李普曼说:“我坚持我的报道,并将引导你去看故事本身,它概述了我与霍夫曼的互动。”
但目前尚不清楚霍夫曼是在确认媒体声明全文的准确性,还是指他发给李普曼的独立声明,承认争端已经解决。
霍夫曼和他的律师蒂姆·海兰德(Tim Hyland)都不愿就此事发表评论,不过海兰德重申,双方“已经解决了分歧”。
《每日野兽》还通过电子邮件向Schlapp和ACU的律师发送了评论请求,但没有收到回复。
据两名了解和解协议的人士称,Schlapps和ACU都没有向霍夫曼支付费用的说法在一定程度上是准确的,但这也具有误导性。消息人士称,霍夫曼的赔款确实并非直接来自Schlapps夫妇或ACU持有的银行账户,而是通过ACU的保险公司支付,ACU反过来支付保险公司以提供责任保险。(据《每日野兽》(the Daily Beast)此前报道,去年春天,施拉普向霍夫曼提出了一份“低至六位数”的和解协议,但霍夫曼拒绝了。)
ACU官员去年还多次对施拉普如何处理自己的法律辩护表示担忧,包括可能达成的和解将如何处理。他们说,考虑到施拉普对霍夫曼一案以及该组织更广泛的财务状况不透明,这些担忧尤其令人不安,因为一个紧密的内部领导圈子似乎在掩盖这些财务状况。
前执行副总裁、长期担任董事会成员的查理?格罗(Charlie Gerow)在去年夏天辞职时递交的一封措辞激烈的内部信中特别提到了这些担忧。在信中,Gerow对Schlapp和ACU总法律顾问David Safavian在Schlapp的赔偿协议中增加“赔偿”条款的决定提出了质疑。
据《每日野兽》(the Daily Beast)报道,格罗在信中写道:“这让我很吃惊,因为我从未见过这份协议,也从未被告知可能涉及赔偿条款。”信中还警告说,“对于那些鼓励马特‘战斗到底’的人来说,成本已经惊人了。”
“今年早些时候,我们被告知,马特律师的法律策略将在30天内‘把这个案子打得一败涂地’,”格罗写道。“这显然没有发生。”
在当年早些时候的另一封辞职信中,ACU财务主管鲍勃·博普雷兹(Bob Beauprez)警告称,超过200万美元的和解费用,加上法律费用,“会破坏该组织,更不用说声誉受损了。”
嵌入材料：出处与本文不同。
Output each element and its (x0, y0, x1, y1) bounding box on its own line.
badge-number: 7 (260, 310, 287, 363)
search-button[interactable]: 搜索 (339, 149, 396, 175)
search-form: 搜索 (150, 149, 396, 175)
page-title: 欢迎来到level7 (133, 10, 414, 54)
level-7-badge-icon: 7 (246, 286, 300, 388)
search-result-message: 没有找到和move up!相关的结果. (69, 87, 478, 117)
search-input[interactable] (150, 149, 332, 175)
在格罗写这封信的时候(8月下旬),格罗声称,施拉普的辩护费用已经达到了100万美元,并指出昂贵的发现阶段才刚刚开始。格罗和博普雷兹还警告说,该组织本身的财务状况似乎不稳定,原因是收入来源疲弱,费用上升,财务管理不善,而领导层内部的紧密联系限制了外界对该组织如何处理资金的了解。
据the Daily Beast本月早些时候报道,税务记录显示,霍夫曼丑闻似乎也影响了ACU的底线,导致CPAC的出席率和门票价格下降,让主要的企业赞助商感到厌恶,并带来了越来越多的法律负担。
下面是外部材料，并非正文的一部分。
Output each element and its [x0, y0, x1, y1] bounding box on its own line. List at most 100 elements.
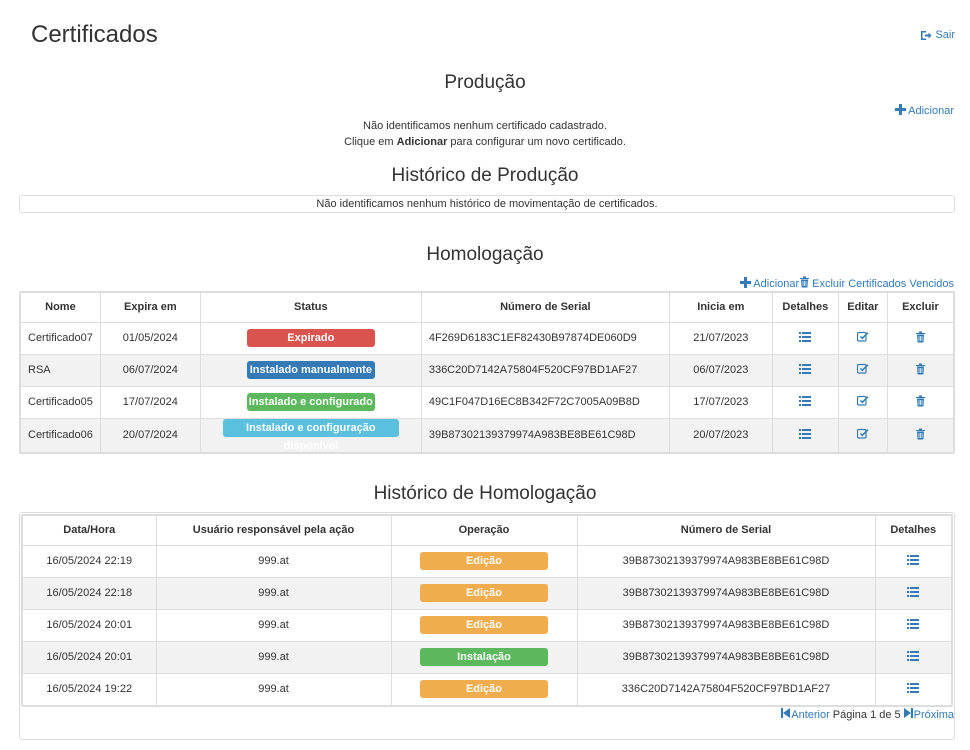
operation-badge: Edição [420, 616, 548, 634]
trash-icon[interactable] [915, 331, 926, 346]
table-row[interactable]: 16/05/2024 20:01 999.at Instalação 39B87302… [23, 640, 951, 674]
edit-icon[interactable] [856, 428, 869, 442]
column-header[interactable]: Número de Serial [420, 293, 670, 323]
history-serial: 336C20D7142A75804F520CF97BD1AF27 [576, 672, 876, 705]
history-serial: 39B87302139379974A983BE8BE61C98D [576, 640, 876, 674]
homologacao-title: Homologação [426, 244, 544, 265]
homologacao-table: Nome Expira em Status Número de Serial Inici… [19, 291, 955, 454]
list-icon[interactable] [907, 650, 920, 664]
edit-icon[interactable] [856, 395, 869, 409]
producao-empty-line1: Não identificamos nenhum certificado cad… [363, 120, 607, 132]
trash-icon[interactable] [915, 363, 926, 378]
cert-serial: 336C20D7142A75804F520CF97BD1AF27 [420, 353, 670, 387]
cert-starts: 17/07/2023 [668, 385, 773, 419]
delete-cell [886, 417, 953, 452]
list-icon[interactable] [799, 395, 812, 409]
cert-expires: 20/07/2024 [99, 417, 201, 452]
table-row[interactable]: RSA 06/07/2024 Instalado manualmente 336C20… [21, 353, 953, 387]
edit-icon[interactable] [856, 363, 869, 377]
trash-icon[interactable] [915, 428, 926, 443]
page-title: Certificados [31, 21, 158, 48]
table-row[interactable]: 16/05/2024 20:01 999.at Edição 39B873021393… [23, 608, 951, 642]
pagination: Anterior Página 1 de 5 Próxima [781, 708, 954, 721]
column-header[interactable]: Excluir [886, 293, 953, 323]
details-cell [771, 321, 839, 355]
homologacao-add-label: Adicionar [753, 277, 800, 290]
column-header[interactable]: Editar [837, 293, 888, 323]
list-icon[interactable] [907, 554, 920, 568]
list-icon[interactable] [907, 618, 920, 632]
list-icon[interactable] [799, 428, 812, 442]
list-icon[interactable] [799, 331, 812, 345]
cert-status-cell: Instalado e configurado [199, 385, 422, 419]
list-icon[interactable] [799, 363, 812, 377]
cert-expires: 01/05/2024 [99, 321, 201, 355]
pager-page-text: Página 1 de 5 [832, 708, 901, 721]
trash-icon[interactable] [915, 395, 926, 410]
empty-line2-bold: Adicionar [396, 136, 448, 148]
details-cell [874, 544, 951, 578]
historico-producao-title: Histórico de Produção [391, 165, 579, 186]
history-user: 999.at [155, 608, 392, 642]
table-row[interactable]: Certificado06 20/07/2024 Instalado e confi… [21, 417, 953, 452]
table-row[interactable]: Certificado05 17/07/2024 Instalado e confi… [21, 385, 953, 419]
list-icon[interactable] [907, 586, 920, 600]
delete-expired-link[interactable]: Excluir Certificados Vencidos [799, 276, 954, 291]
cert-expires: 06/07/2024 [99, 353, 201, 387]
table-row[interactable]: Certificado07 01/05/2024 Expirado 4F269D618… [21, 321, 953, 355]
list-icon[interactable] [907, 682, 920, 696]
cert-serial: 4F269D6183C1EF82430B97874DE060D9 [420, 321, 670, 355]
delete-cell [886, 321, 953, 355]
edit-cell [837, 353, 888, 387]
producao-empty-message: Não identificamos nenhum certificado cad… [0, 118, 970, 150]
historico-homologacao-title: Histórico de Homologação [373, 483, 597, 504]
column-header[interactable]: Nome [21, 293, 101, 323]
producao-title: Produção [444, 72, 526, 93]
column-header[interactable]: Expira em [99, 293, 201, 323]
column-header[interactable]: Número de Serial [576, 516, 876, 546]
column-header[interactable]: Detalhes [771, 293, 839, 323]
historico-producao-box: Não identificamos nenhum histórico de mo… [19, 195, 955, 213]
column-header[interactable]: Operação [390, 516, 578, 546]
table-row[interactable]: 16/05/2024 22:19 999.at Edição 39B873021393… [23, 544, 951, 578]
delete-expired-label: Excluir Certificados Vencidos [812, 277, 954, 290]
history-operation-cell: Edição [390, 672, 578, 705]
cert-serial: 39B87302139379974A983BE8BE61C98D [420, 417, 670, 452]
history-operation-cell: Edição [390, 576, 578, 610]
homologacao-add-link[interactable]: Adicionar [740, 276, 800, 291]
homologacao-actions: Adicionar Excluir Certificados Vencidos [740, 276, 954, 291]
history-datetime: 16/05/2024 20:01 [23, 608, 157, 642]
details-cell [874, 640, 951, 674]
history-user: 999.at [155, 672, 392, 705]
column-header[interactable]: Inicia em [668, 293, 773, 323]
history-user: 999.at [155, 576, 392, 610]
edit-icon[interactable] [856, 331, 869, 345]
status-badge: Instalado manualmente [246, 361, 375, 379]
logout-link[interactable]: Sair [920, 29, 955, 41]
table-row[interactable]: 16/05/2024 19:22 999.at Edição 336C20D7142A… [23, 672, 951, 705]
column-header[interactable]: Status [199, 293, 422, 323]
column-header[interactable]: Usuário responsável pela ação [155, 516, 392, 546]
edit-cell [837, 385, 888, 419]
history-user: 999.at [155, 640, 392, 674]
history-operation-cell: Edição [390, 608, 578, 642]
history-serial: 39B87302139379974A983BE8BE61C98D [576, 544, 876, 578]
history-datetime: 16/05/2024 20:01 [23, 640, 157, 674]
edit-cell [837, 417, 888, 452]
status-badge: Expirado [246, 329, 375, 347]
history-user: 999.at [155, 544, 392, 578]
table-row[interactable]: 16/05/2024 22:18 999.at Edição 39B873021393… [23, 576, 951, 610]
operation-badge: Edição [420, 584, 548, 602]
delete-cell [886, 353, 953, 387]
details-cell [771, 385, 839, 419]
column-header[interactable]: Data/Hora [23, 516, 157, 546]
pager-prev[interactable]: Anterior [781, 708, 830, 721]
plus-icon [895, 104, 907, 118]
producao-add-link[interactable]: Adicionar [895, 104, 954, 118]
history-datetime: 16/05/2024 22:19 [23, 544, 157, 578]
operation-badge: Edição [420, 552, 548, 570]
step-forward-icon [903, 708, 913, 721]
column-header[interactable]: Detalhes [874, 516, 951, 546]
cert-starts: 20/07/2023 [668, 417, 773, 452]
pager-next[interactable]: Próxima [903, 708, 954, 721]
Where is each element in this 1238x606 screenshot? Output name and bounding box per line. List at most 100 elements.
这些成本很快成倍增加。在格罗辞职四个月后,霍夫曼又将ACU列为被告,此后的几个月里,还在继续进行新一轮的传唤和取证。据《每日野兽》(The Daily Beast)报道,今年6月,该案件原本将由陪审团审理,直到上周,包括福克斯新闻主持人肖恩·汉尼提(Sean Hannity)和一名年轻的ACU承包商的证词被取消,案件审理突然平静下来。
但格罗的预言至少有一个成真了。他写道,霍夫曼的诉讼不会进入审判阶段。
相反,Gerow相信Schlapps会和解,可能会以“数百万美元”的价格达成和解——尽管他担心这些费用中有多少最终将由ACU的保险提供商承担,以及该集团自己的资金中有多少将以Schlapp个人的名义承担风险。
《每日野兽》此前获得的ACU最近的税务申报涵盖了2022年4月1日至2023年3月31日这段时间,也就是霍夫曼提起诉讼后的头两个月。该文件指出,该组织在报告期内支付了135,384美元的保险费用,超过了ACU在过去三年的保险费用总和。